Estar a la deriva
Unidad, junto con la naturaleza, y unidad de la
representación de la naturaleza del hombre, el río es el símbolo ambivalente de
la fijeza y la transformación. El destino solitario de todo hombre se halla
inscripto en él y en la imagen que refleja. Libro de arena comparte
una nota personal sobre Quiroga,
que apunta un conjunto de impresiones de lectura a propósito del cuento “A la
deriva”.
Por Eugenia Galiñanes*
El río va. El río baja. El río fluye. A su alrededor,
la naturaleza permanece inmutable. Todo cambia para que nada cambie.
La primera vez que leí el
cuento “A la deriva” de Horacio Quiroga tenía 13 años. Acababa de empezar el
colegio secundario y muchos mundos nuevos se abrían, como ventanas y puertas
concatenadas. La literatura fue uno de ellos. Junto con aquel, leí todos los
“Cuentos de amor, de locura y de muerte” y quedé fascinada. Un poco por la
oscuridad y la pesadumbre que atraviesa la prosa de Quiroga (¿a qué adolescente
no le fascina lo trágico?), pero también por su lirismo profundo, por sus
descripciones abigarradas y su narración contundente y, sobre todo, por la
temática que atraviesa su obra: la soledad, la naturaleza, lo salvaje, el
destino irremediable, la muerte y el hombre frente a todo.
“A la deriva” no cuenta mucho. Cuenta poco para decir
mucho. Es una historia sencilla en el plano discursivo que, no obstante, deja
traslucir mucho en el orden simbólico. Un hombre, que vive en un entorno
selvático y cuyo nombre no sabemos al comienzo, es picado por una serpiente
venenosa. Decide buscar ayuda en un pueblo vecino y para ello sube a su canoa.
Presa del dolor y el entumecimiento que le provoca el veneno fatal, no puede ya
palear y deja que la corriente lo lleve. Anochece en el Paraná. Al hombre le
sobrevienen una serie de recuerdos.
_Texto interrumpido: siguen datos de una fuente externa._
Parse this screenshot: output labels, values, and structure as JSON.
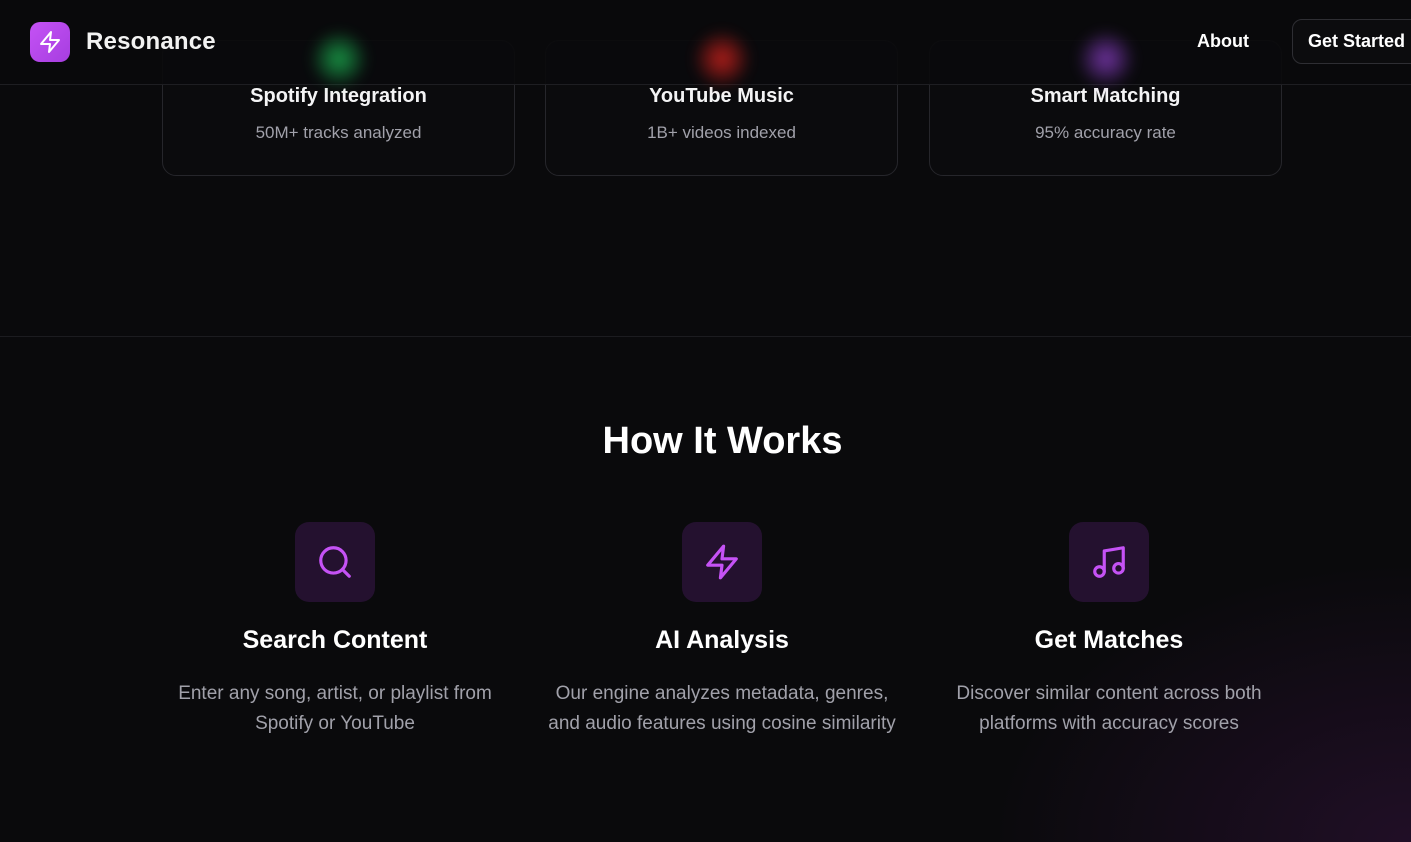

Por un instante el dolor agudo se va,
siente frío y, finalmente, muere.
Si esta historia fuera la
historia de ese hombre individual quizás no sería tan interesante. Pero sucede
que ese hombre es todos los hombres. Es el hombre “antisocial” de Quiroga, ese
que escapa a la selva queriendo huir de lo civilizatorio. Si tan sólo se
pudiera salir de la opresión del ámbito social, de los vínculos, de las
relaciones, si tan sólo el hombre pudiera encontrar su liberación en lo
natural... Sin embargo, el hombre trágico tampoco puede realizarse en ese otro
entorno. El hombre y su civilización pueden coexistir o confrontar con la
naturaleza, pueden vivir con o de espaldas a ella, pero la naturaleza es más
fuerte. Es más fuerte porque estuvo antes y estará después. Es el orden de lo ya determinado. Y porque lo
trágico está a su vez en la naturaleza del hombre, es una operación de su
mente, es una estrategia argumental que traduce su conexión con los otros y el
universo.
Los
finales trágicos son marca registrada en la literatura de Quiroga, la idea de
un destino ineluctable que signa al hombre como individuo pero también, en él,
como humanidad. El hombre de esta historia (que es ése, que tiene nombre,
que se llama Paulino, pero que bien podría ser otro, o todos), aunque lucha por
salvarse terminará pereciendo, hamacado por el río, recorriendo kilómetros de
soledad. Pero esa soledad no es tal únicamente porque el hombre viaja solo en
esa canoa que lo lleva sin rumbo hacia su final, sino porque, en definitiva,
cada hombre (y por eso todos los hombres) está solo ante la muerte. El río va. El río baja. El río fluye. A su alrededor,
la naturaleza permanece inmutable. Todo cambia para que nada cambie.